The Original Starbucks

Where is the original Starbucks?


By Carl Pyrdum

There’s anything fishy in regards to the Starbucks logo design. Apart from the obvious, i am talking about. I know the grayscale woman within the green group is meant become a mermaid and, yes, mermaids are half-fish, half-woman, but We intended that there’s another thing fishy about this. Put differently, We smell a cover-up. Besides the apparent cover-up, i am talking about. I understand that the original logo design featured the mermaid’s bared breasts and, yes, they got covered up in later redesigns of the logo. But something else will be covered up. In other other terms, I smell a rat.*

Here is the formal history of the Starbucks logo, as available on Starbucks.com’s FAQ web page.***

When we were initially interested in a logo design for Starbucks in 1971, we desired to capture the seafaring tradition of very early coffee traders. […] We pored over old marine books until we developed a logo design based on an old sixteenth-century Norse woodcut: a two-tailed mermaid encircled because of the store’s original title, Starbucks Coffee, Tea, and Spice.

And this is actually the same story embellished slightly in business co-founder Howard Schultz’s 1997 guide Pour Your Heart engrossed: How Starbucks Build an organization One Cup at any given time where it goes something like this:

[Fellow Starbucks founder] Terry [Heckler] additionally poured over old marine publications until he developed a logo predicated on an old sixteenth-century Norse woodcut: a two-tailed mermaid, or siren, encircled by the store’s original title, Starbucks Coffee, Tea, and Spice. That early siren, bare-breasted and Rubenesque, was allowed to be since seductive as coffee it self.

Now, here’s the situation with this particular tidy little beginning tale: there’s no such thing as a 16th-century Norse woodcut. Don’t believe me? Decide to try here Google search:

As you can see, it returns a paltry 40 outcomes, the majority of all of them just spam internet sites that clipped the expression from Starbucks’s web site or an article towards coffee organization, and people hits that aren’t junk e-mail are simply obliquely referring to Starbucks without using title.

The reason why can Bing find us no non-Starbucksian “Norse woodcuts”? Because by the time woodcut images written down arose in medieval Europe, around 1400 give and take 10 years, there weren’t any individuals remaining you could properly call “Norse”.**** Undoubtedly, when this occurs the Norse hadn’t been a going concern for two hundreds of years.
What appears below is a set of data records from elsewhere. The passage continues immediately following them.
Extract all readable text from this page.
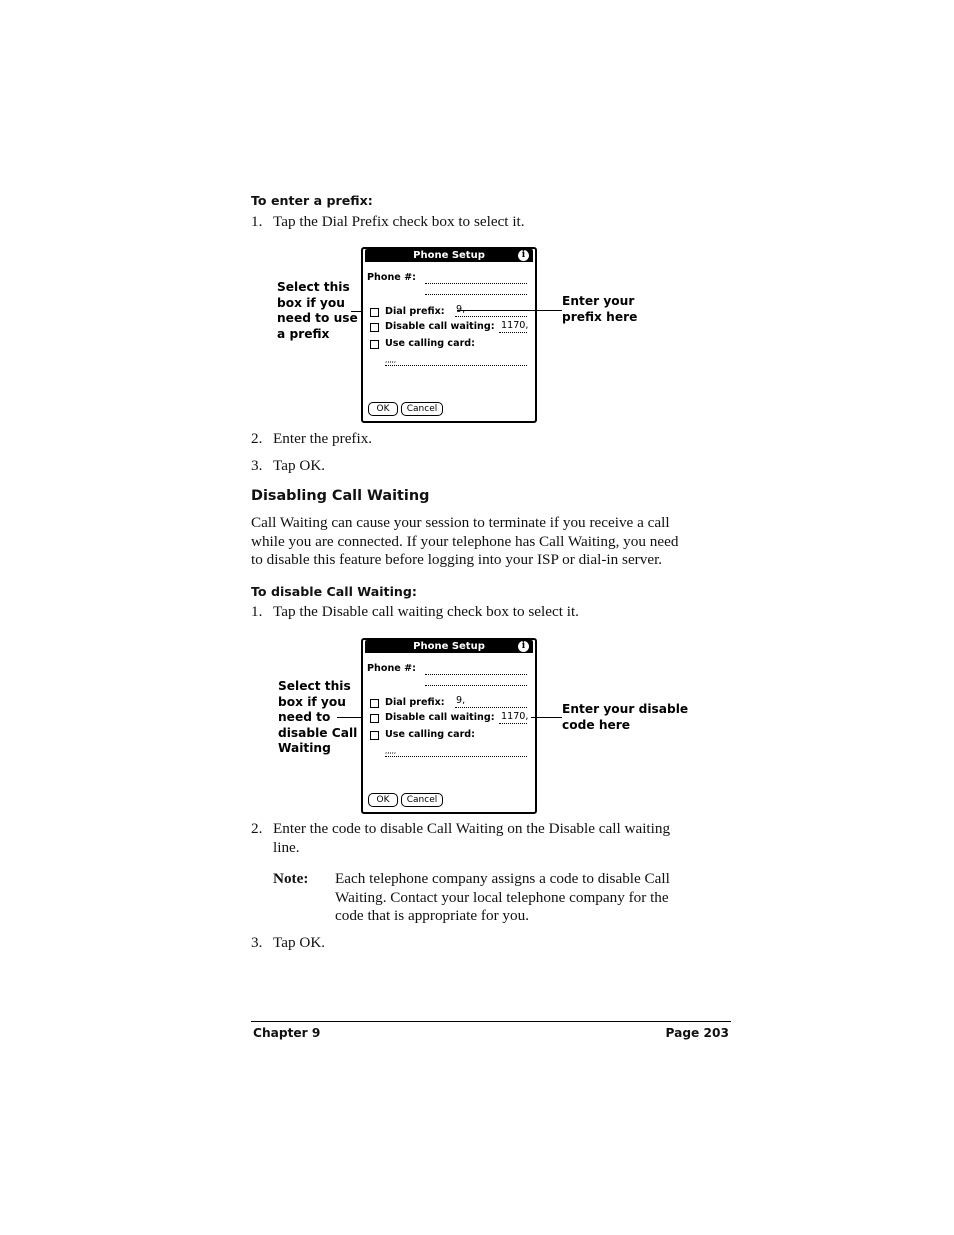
To enter a prefix:
1. Tap the Dial Prefix check box to select it.
Select this
box if you
need to use
a prefix
Phone Setup	i
Phone #:
Dial prefix: 9,
Disable call waiting: 1170,
Use calling card:
,,,,,
OK	Cancel
Enter your
prefix here
2. Enter the prefix.
3. Tap OK.
Disabling Call Waiting
Call Waiting can cause your session to terminate if you receive a call
while you are connected. If your telephone has Call Waiting, you need
to disable this feature before logging into your ISP or dial-in server.
To disable Call Waiting:
1. Tap the Disable call waiting check box to select it.
Select this
box if you
need to
disable Call
Waiting
Phone Setup	i
Phone #:
Dial prefix: 9,
Disable call waiting: 1170,
Use calling card:
,,,,,
OK	Cancel
Enter your disable
code here
2. Enter the code to disable Call Waiting on the Disable call waiting
line.
Note: Each telephone company assigns a code to disable Call
Waiting. Contact your local telephone company for the
code that is appropriate for you.
3. Tap OK.
Chapter 9	Page 203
A “Norse woodcut”–much less a “sixteenth-century Norse woodcut”–makes about the maximum amount of sense as a Pictish steam-engine, a Carthaginian book, or a nineteenth-century Roman illuminated manuscript. But although the expression “sixteenth-century Norse woodcut” is indeed much nonsense, in so far as I can tell, no body has actually seriously challenged Shultz’s account of the way the logo came to be.

Michael Krakovsky, aka the DeadPr0grammer, has come the closest to debunking the story. Back in 2005, in an entry called “How the Starbucks Siren Became Less sexy, ” he pointed out that the original Starbucks logo–the brown and white “cigar musical organization” logo design utilizing the un-covered-up mermaid–bears a striking similarity to a graphic based in the English language edition of J.E. Cirlot’s Dictionary of Symbols.

As you care able to see from the side-by-side view, there’s no doubt your Starbucks siren ended up being according to this very image–same bend into tails, same shape to top, same pot-belly, exact same structure into the scales. However in the Dictionary of Symbols it's labeled “15th Century”, without any reference to a “Norse” source. Presumably the DeadPr0grammer figured that both Cirlot and Heckler on their own discovered the image, possibly even in the same “marine guide” that Heckler reported he pored more than.

[Listed here area updated and modified ~6:00PM EST 09-01-10. By way of most of the visitors who delivered along resources, particularly Judy Shoaf, which offered the essential last clue.]

The actual only real problem thereupon principle is that Cirlot’s 15th-century twin-tailed siren is not from a “marine book” at all. She’s from an early German printed guide, Das Buch von einer Frawen genant Melusina, an interpretation of Jean d’Arras’s Roman de Melusine, a novel which may really plausibly be known as one of the primary best-sellers of early several years of the printing-press. You will find dozens of versions and works associated with the the Roman de Melusine in half several languages across European countries throughout the last quarter associated with the fifteenth century as well as on into the sixteenth. A majority of these fifteenth-century editions are luxuriously illustrated, some with almost one-hundred different woodcuts throughout. This kind of siren arises from a genealogy at the front associated with the 1480 edition printed in Augsburg by Johannes Bamler.